Trump Takes Credit For Airline Safety He Had Nothing To Do With

The president on Tuesday took credit for his "strict" rules he said led to zero deaths on commercial airlines. Twitter users pointed out his flawed thinking.

Donald Trump speaks while holding his left hand suspended in the air.

Users on social media are taking President Donald Trump to task for suggesting that he was responsible for zero commercial airline crashes in the entirety of 2017.

Trump made the comments on his Twitter account on Tuesday, suggesting that it was his “very strict” policies regarding commercial aviation that resulted in the safe year of flight.

Yet that runs counter to the general trend that has occurred over the years prior to Trump’s tenure in office. No one died on a commercial flight in 2016, for example. In fact, there hasn’t been a death on a certified commercial passenger flight since 2009.

Twitter users were quick to point out Trump’s ego was making a claim that he couldn’t back up.

Taking credit for things he hasn’t actually warranted praise for is not new ground for Trump.
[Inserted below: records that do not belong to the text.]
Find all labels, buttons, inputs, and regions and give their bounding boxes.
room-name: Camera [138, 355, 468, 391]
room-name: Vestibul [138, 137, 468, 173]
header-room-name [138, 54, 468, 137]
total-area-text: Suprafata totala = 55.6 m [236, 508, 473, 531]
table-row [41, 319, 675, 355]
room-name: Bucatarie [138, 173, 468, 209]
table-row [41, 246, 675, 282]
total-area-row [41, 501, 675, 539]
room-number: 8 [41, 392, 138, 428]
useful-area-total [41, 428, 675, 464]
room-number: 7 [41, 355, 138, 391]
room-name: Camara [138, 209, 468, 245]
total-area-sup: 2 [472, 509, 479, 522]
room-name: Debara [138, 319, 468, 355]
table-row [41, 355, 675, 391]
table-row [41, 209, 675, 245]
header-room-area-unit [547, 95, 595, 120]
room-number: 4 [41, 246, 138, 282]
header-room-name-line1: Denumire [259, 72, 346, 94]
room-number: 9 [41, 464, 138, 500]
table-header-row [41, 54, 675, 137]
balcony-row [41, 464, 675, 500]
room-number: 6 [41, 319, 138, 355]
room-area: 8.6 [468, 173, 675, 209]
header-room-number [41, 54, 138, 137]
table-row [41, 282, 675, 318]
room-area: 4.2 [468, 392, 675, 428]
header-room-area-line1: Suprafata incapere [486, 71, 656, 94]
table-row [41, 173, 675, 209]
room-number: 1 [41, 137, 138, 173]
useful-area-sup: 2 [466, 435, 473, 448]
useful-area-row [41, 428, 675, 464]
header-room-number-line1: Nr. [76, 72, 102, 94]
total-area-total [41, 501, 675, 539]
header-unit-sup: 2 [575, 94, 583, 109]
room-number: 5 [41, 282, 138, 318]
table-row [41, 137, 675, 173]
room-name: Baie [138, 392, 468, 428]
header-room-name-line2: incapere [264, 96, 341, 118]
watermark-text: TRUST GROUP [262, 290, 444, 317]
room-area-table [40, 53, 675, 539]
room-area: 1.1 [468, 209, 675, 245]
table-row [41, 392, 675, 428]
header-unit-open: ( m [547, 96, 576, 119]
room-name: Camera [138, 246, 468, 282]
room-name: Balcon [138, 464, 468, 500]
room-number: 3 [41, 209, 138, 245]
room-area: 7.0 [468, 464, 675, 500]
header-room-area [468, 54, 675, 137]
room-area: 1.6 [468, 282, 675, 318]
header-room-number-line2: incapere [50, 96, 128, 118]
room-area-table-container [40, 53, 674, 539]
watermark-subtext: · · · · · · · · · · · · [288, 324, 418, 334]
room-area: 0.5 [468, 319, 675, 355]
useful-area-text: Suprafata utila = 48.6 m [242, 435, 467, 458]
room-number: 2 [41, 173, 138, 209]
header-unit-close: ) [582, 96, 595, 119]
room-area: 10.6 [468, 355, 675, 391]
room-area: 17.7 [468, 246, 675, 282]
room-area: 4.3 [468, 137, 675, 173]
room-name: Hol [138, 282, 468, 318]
He has frequently taken credit for the rebounding U.S. economy, even though he largely inherited it from his predecessor, former President Barack Obama.

Yet his claims on airline safety are just absurd. He said that he’s responsible for safety due to his “strict” policies — which aren’t many and include rescinding a rule requiring companies to disclose baggage fees.

What’s more, Trump may still have to give Obama credit for airline safety, too, at least more than he can give himself. For all of 2017, the head of the Federal Aviation Administration was an appointment made by the former president that Trump had not yet replaced.

The president is seeking to shower himself with praise because he doesn’t hear enough of it from the media or the American people. The problem is that Trump isn’t typically deserving of any praise, so he ends up bestowing it onto himself.

He simply hasn’t done anything to warrant kudos, and until he does, Trump shouldn’t take credit for other people's successes — in this case, the airlines, aviation control handlers, pilots, co-pilots, and crew members, who all helped ensure the air was a safe place to travel this past year.